France secures €72.8B for six new nuclear reactors in landmark EDF deal
France has finalised funding for six new nuclear reactors in a deal between the government and EDF. The agreement secures €72.8 billion for the project, with most of the money coming from a state-backed loan. Construction will take place at two sites: Penly in Seine-Maritime and Gravelines in Nord.
The state will provide 60% of the total cost through a zero-interest loan from Caisse des Dépôts. This funding will draw on savings from Livret A accounts, a popular tax-free savings scheme in France. The remaining 40% will be covered by EDF and other investors.

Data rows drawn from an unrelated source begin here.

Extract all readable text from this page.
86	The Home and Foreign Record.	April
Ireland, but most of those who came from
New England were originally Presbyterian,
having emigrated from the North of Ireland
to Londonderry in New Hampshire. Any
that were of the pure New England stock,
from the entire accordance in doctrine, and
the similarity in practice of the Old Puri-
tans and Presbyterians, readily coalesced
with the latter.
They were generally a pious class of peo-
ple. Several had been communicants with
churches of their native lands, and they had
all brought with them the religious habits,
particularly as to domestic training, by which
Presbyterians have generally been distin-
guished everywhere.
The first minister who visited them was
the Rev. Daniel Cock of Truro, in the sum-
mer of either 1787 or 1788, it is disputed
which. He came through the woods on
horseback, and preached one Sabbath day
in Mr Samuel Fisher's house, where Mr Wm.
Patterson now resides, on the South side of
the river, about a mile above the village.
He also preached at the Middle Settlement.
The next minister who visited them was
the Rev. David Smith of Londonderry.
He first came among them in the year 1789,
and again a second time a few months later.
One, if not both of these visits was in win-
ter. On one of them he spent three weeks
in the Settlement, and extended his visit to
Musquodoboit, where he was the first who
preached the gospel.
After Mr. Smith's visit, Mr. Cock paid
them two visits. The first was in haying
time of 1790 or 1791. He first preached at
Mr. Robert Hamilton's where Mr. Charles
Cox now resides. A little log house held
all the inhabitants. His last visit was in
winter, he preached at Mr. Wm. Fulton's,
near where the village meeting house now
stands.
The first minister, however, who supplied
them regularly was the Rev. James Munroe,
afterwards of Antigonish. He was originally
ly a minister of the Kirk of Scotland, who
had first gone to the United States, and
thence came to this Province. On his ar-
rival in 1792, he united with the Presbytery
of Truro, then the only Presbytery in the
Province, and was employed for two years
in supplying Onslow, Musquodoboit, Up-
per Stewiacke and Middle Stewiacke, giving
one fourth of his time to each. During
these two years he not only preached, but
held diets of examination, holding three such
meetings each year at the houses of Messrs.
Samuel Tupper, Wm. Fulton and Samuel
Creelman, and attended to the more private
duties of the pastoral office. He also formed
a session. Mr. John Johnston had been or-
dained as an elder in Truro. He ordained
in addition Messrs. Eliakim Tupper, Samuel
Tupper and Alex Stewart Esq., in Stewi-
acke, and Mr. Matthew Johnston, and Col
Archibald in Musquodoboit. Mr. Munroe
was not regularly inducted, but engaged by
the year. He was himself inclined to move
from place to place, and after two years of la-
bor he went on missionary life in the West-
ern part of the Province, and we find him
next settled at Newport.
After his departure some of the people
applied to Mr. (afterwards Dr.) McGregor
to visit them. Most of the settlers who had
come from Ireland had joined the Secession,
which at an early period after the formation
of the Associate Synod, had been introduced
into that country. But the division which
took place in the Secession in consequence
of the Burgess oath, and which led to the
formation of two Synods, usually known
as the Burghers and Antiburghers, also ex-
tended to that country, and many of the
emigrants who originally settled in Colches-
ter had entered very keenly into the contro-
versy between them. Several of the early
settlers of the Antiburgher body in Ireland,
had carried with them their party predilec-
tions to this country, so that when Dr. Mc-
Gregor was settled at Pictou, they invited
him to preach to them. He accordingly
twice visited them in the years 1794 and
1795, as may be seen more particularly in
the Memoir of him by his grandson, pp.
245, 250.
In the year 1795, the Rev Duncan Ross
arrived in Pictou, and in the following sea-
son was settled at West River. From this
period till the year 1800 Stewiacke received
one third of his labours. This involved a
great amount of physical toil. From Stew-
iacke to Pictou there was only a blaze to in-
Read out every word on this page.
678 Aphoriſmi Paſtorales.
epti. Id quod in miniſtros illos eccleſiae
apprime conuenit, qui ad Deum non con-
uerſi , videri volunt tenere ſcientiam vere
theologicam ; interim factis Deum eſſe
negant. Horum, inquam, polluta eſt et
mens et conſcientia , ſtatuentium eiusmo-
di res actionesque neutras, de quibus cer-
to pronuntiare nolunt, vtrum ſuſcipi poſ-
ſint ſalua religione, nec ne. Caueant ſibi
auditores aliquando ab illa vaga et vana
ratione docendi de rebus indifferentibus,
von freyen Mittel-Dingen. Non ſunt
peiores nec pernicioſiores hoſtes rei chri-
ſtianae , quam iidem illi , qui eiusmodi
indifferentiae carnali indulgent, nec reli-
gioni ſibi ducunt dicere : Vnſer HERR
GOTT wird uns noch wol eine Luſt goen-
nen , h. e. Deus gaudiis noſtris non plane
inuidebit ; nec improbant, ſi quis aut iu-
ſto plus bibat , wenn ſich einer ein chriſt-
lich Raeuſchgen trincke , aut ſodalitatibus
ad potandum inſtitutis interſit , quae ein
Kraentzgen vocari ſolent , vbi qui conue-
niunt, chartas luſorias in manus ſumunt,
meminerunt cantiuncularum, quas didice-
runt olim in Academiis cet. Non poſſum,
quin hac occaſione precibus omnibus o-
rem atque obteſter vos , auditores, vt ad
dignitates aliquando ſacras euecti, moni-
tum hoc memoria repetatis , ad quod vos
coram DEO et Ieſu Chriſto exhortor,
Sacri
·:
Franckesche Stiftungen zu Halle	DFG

Before the funds are released, the package must first gain approval from the European Commission. The notification process is now underway, and financing will only be confirmed once this step is complete. EDF has committed to sticking to the agreed timeline and budget for all six reactors. The company has also accepted recommendations from an audit carried out by the Interministerial Delegation for New Nuclear. These measures aim to ensure the project stays on track and meets regulatory standards. The reactors will be split between two locations. Penly will host two units, while Gravelines will accommodate the remaining four.
The deal marks a major step forward for France's nuclear expansion plans. With state funding secured and EDF's commitments in place, the focus now shifts to European Commission approval. Once cleared, construction can begin on the six reactors at Penly and Gravelines.